O objetivo do grupo era entender que características do organismo do protozoário causavam esse comportamento. Para isso, os pesquisadores monitoraram quais são as proteínas que o Trichomonas vaginalis sintetiza. A partir desse levantamento (o proteoma) foi possível identificar em que condições o processo ocorre. Foi estudado o padrão protéico total: do proteoma ao genoma. “Vimos que o protozoário nasce com uma informação no seu genoma. Essa informação vai se expressar ou não, dependendo do que o ambiente instruir”, explica Costa e Silva.

Benefícios da pesquisa

Segundo o professor, os resultados da pesquisa já poderão ser percebidos em curto prazo. Ele explica que há dois aspectos principais que podem mudar efetivamente o processo de tratamento da tricomoníase. O primeiro deles é o diagnóstico. Para o pesquisador, o mapeamento vai garantir um diagnóstico preciso, já que a simples análise visual do parasita pelo microscópio pode falhar, pois o protozoário pode alterar seu formato, também por influência do ferro.

De acordo com Fernando Costa e Silva, o percentual de diagnósticos errados é bastante expressivo. O professor conta que, há algum tempo, o grupo trabalhou na tese de uma pesquisadora do Instituto de Ginecologia, a respeito da tricomoníase. Os pesquisadores do laboratório fizeram uma revisão de 72 casos suspeitos, em que a chance de tricomoníase foi descartada.
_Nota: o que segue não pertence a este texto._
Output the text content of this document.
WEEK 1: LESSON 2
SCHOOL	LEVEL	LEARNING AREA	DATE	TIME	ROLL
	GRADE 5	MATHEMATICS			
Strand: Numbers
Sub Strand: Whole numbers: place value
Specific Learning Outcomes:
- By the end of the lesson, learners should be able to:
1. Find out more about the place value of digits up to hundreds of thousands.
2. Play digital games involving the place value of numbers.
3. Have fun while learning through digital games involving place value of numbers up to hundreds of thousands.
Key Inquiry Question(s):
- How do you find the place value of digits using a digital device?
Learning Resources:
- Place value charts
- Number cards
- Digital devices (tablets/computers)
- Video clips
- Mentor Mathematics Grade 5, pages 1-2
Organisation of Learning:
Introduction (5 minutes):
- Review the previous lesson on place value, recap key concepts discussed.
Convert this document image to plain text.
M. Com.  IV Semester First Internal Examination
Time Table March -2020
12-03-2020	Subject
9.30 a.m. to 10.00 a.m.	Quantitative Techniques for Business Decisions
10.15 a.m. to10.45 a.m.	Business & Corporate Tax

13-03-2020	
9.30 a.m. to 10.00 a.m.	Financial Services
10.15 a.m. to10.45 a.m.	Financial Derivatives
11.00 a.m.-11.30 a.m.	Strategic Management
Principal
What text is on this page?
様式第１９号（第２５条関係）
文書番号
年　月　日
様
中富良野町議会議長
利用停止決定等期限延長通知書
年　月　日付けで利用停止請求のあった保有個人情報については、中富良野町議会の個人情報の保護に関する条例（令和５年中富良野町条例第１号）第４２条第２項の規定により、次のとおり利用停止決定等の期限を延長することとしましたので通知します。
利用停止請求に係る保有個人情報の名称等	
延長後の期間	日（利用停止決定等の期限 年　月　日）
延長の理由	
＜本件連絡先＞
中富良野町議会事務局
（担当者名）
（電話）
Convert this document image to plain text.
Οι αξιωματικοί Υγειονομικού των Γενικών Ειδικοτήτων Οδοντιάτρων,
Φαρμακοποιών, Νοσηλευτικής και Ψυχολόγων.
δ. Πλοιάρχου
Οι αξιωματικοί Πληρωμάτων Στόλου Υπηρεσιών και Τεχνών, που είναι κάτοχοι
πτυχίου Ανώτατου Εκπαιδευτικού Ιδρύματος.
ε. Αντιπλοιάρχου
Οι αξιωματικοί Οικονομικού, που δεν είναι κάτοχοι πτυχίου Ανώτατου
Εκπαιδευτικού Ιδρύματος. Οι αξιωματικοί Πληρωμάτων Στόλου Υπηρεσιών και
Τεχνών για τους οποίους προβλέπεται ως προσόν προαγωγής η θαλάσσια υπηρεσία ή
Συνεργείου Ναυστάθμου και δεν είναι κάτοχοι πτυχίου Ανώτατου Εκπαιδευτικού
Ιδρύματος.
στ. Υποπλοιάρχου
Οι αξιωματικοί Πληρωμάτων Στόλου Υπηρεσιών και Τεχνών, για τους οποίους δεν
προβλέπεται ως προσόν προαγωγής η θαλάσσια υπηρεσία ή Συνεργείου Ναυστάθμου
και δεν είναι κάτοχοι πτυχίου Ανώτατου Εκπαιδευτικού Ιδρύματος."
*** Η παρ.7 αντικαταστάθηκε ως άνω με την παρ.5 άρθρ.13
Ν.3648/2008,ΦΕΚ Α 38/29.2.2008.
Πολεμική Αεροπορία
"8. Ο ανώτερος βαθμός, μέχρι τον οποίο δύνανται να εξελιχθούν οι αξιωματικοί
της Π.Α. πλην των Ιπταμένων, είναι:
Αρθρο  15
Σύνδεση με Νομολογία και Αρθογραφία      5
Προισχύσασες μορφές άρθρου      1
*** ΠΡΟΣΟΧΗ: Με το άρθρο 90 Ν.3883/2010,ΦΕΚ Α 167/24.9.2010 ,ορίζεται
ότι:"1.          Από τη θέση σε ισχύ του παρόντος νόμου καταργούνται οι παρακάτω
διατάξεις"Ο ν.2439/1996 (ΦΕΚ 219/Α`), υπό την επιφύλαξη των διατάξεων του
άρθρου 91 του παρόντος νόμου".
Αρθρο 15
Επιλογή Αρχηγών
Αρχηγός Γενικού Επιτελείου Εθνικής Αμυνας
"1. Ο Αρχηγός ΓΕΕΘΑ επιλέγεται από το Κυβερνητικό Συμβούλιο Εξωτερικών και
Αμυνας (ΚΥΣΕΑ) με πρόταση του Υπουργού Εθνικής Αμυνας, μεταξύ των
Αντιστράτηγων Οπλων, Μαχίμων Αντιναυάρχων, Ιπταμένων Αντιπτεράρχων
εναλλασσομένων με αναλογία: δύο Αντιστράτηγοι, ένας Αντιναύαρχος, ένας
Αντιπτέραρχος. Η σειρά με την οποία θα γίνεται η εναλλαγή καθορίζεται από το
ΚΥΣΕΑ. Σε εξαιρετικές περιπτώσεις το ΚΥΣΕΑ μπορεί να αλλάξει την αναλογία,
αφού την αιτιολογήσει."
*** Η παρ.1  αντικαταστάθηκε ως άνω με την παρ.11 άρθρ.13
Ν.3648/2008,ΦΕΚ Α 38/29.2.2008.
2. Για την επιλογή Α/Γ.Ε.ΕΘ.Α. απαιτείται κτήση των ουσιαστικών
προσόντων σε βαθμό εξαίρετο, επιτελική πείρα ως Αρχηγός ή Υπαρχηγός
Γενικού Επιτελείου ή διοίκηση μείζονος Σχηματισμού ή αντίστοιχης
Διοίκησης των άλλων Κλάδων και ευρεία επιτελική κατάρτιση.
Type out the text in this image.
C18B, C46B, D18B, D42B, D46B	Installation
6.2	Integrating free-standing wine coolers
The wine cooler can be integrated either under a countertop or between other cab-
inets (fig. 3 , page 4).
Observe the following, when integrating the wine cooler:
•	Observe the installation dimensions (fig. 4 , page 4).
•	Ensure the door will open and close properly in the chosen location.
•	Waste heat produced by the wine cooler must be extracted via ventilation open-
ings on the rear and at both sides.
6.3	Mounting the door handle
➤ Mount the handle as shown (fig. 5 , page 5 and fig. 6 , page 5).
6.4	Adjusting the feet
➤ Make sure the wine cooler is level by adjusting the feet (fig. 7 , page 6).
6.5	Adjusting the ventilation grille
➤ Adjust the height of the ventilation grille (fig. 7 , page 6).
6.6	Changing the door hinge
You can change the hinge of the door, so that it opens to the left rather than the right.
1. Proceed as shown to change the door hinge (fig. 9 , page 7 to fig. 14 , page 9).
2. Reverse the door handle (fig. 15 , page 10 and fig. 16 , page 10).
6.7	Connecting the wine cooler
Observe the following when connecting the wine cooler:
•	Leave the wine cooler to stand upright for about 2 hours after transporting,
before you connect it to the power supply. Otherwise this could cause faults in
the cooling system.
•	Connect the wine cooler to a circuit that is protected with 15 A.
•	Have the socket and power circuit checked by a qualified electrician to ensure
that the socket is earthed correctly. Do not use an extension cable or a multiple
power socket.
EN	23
Desses, 48 revelaram-se positivos.

— Isso significa que o tratamento usado para essas pacientes não foi direcionado para matar um protozoário, mas para matar um vírus ou uma bactéria —, explica Costa e Silva. “Uma das pacientes que acompanhamos permaneceu com secreção vaginal por três anos e dois meses, tendo até sangue no corrimento vaginal, apresentando já um quadro de ulceração no útero, por conta desse protozoário”, acrescenta o especialista, apontando o estágio de gravidade que o problema pode alcançar.

O segundo aspecto importante na aplicação prática dessa pesquisa é no campo dos medicamentos. Atualmente, a medicação padrão para a tricomoníase é o metronidazol. Contudo, a droga pode causar efeitos nocivos ao organismo humano. “O metronidazol não é específico contra uma molécula em particular do parasita. Na verdade, ele atua com o objetivo de interromper sua respiração. Entretanto, reações semelhantes que o parasita utiliza para respirar são usadas também por células do paciente”, explica o professor.

No caso de uma droga produzida a partir das informações coletadas pelo estudo, esse problema seria resolvido. “Quando conseguimos identificar as moléculas específicas do parasita – aquelas que não são encontradas no ser humano – há a possibilidade de se estabelecer um alvo para se produzir uma droga nociva ao o protozoário”, esclarece o professor, lembrando nenhum medicamento é totalmente seguro e que os resultados podem variar de pessoa para pessoa.

Próximos passos

Agora, as metas do grupo são relacionadas à análise in vivo do protozoário. Segundo o professor, os resultados alcançados pelo grupo se referem ao comportamento do parasita em ambientes de duas dimensões, como lâminas de microscópio e tubos de ensaio, o que não corresponde ao ambiente do corpo humano.

— Os protozoários interagem com o tecido humano em três dimensões. Estamos construindo esse ambiente, a partir de pequenas moléculas agregadas em três dimensões, onde colocamos o parasita para observar se ele se comporta da mesma forma que vimos em duas dimensões —, explica o professor. “Para os próximos passos, precisamos observar se as expressões dessas moléculas podem ocorrer de fato em tecido humano e não só em condições de laboratório”, completa.